A focus on the law and empiricism would follow Bush’s admonition that “We must stop excusing failure in our schools.” That is true of not putting up with failure in specific school systems—and especially urban school districts. But it equally applies to the failure of the federal government during the 33 years of the USDOE’s existence to improve the quality of education in the country.

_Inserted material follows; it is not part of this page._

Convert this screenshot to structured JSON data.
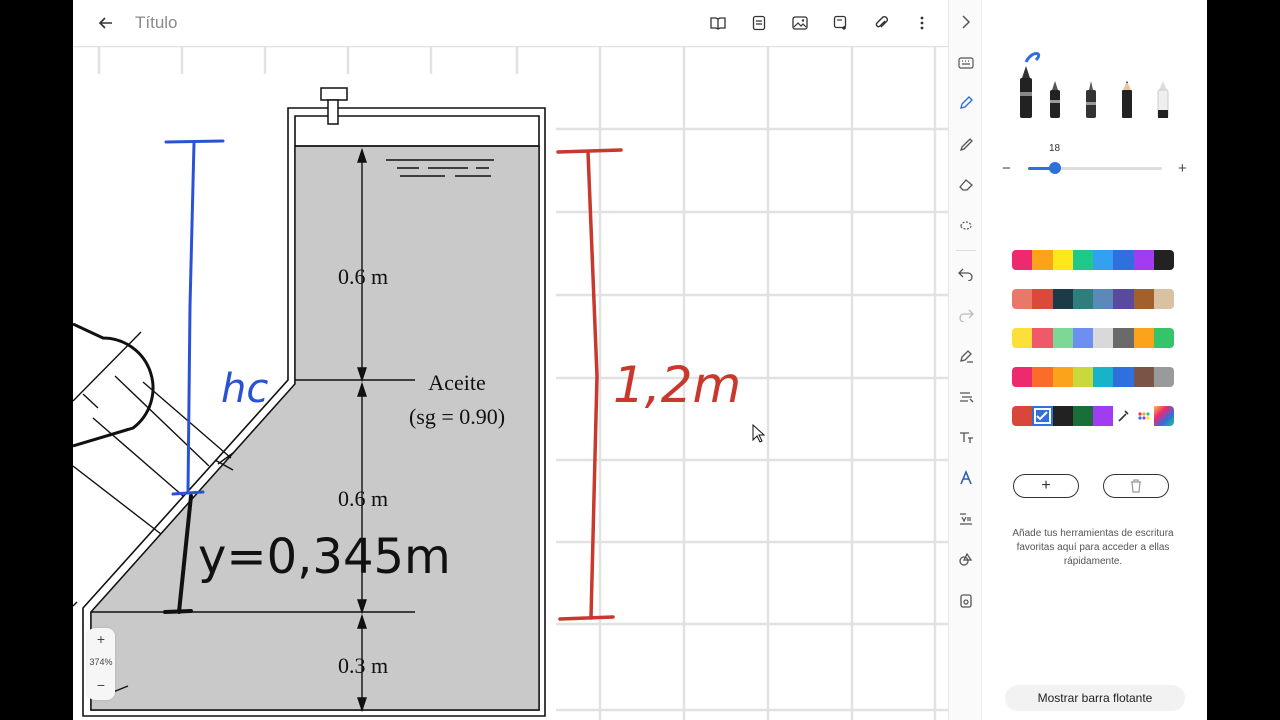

Failure to move the needle is not the only vestige of federal education policy, but so is the lack of continuity and settlement in policy (the latest example of which is the whiplash-inducing support for and then retreat from the DC Scholarship program within the one jurisdiction the constitutionally delegated to the feds.).
If Governor Romney stakes out a clear position on academic standards during the final 60-plus days of the campaign, he should follow the Massachusetts example, not the, let’s admit it for what it is, a somewhat politically self-serving celebration of Florida’s progress—and an inaccurate representation of Florida’s good reforms at that.
After all, Florida made faster progress on the NAEP before it got itself bogged down in its current embrace of federally imposed and highly bureaucratic teacher evaluation processes, curricular standards, curricular materials and instructional practices.
Instead, Governor Romney would do well to embrace Bush’s admonition to “start rewarding improvement and success.”
Rather than impose all kinds of new explicit or de facto federal mandates, a Republican administration would do well to create a real Race to the Top, which simply rewards states for results—not compliance with federal rules. If we are so taken with the narrative of falling behind other countries and losing our competitive edge as a result, a trope that is present since the 1983 A Nation at Risk report and continued in both Governor Bush and Secretary Rice’s remarks at the RNC, then a focus on results rather than what bureaucrats in DC think will work is the way to go.
My own view is that in domestic matters the feds are not good at all the details needed to be effective in delivering public services of most any kind. That’s especially so with education (and I would argue health care), where big bureaucratic structures are anathema to the kind of creativity and relationships that make for good teaching and great learning. The feds are, however, good at spending.
So why not have the federal government provide base funding for those states that want to measure themselves on multiple assessments (SAT, ACT, the international Trends in Math and Science Study and PISA tests). And the feds could provide a financial reward to those states that improve the most on these tests outside the government’s control.
That would encourage governors, state legislators, and state education officials to experiment and innovate. It would allow us to reward only that stuff that works—not the stuff we’ve been hoping might work for 35 years. And it would allow states real flexibility as to whether they want to be part of the effort.
Pay for results, not compliance with the federal government’s growing pile of rules and regs. What an idea.
It sure beats the conventional wisdom in both parties right now.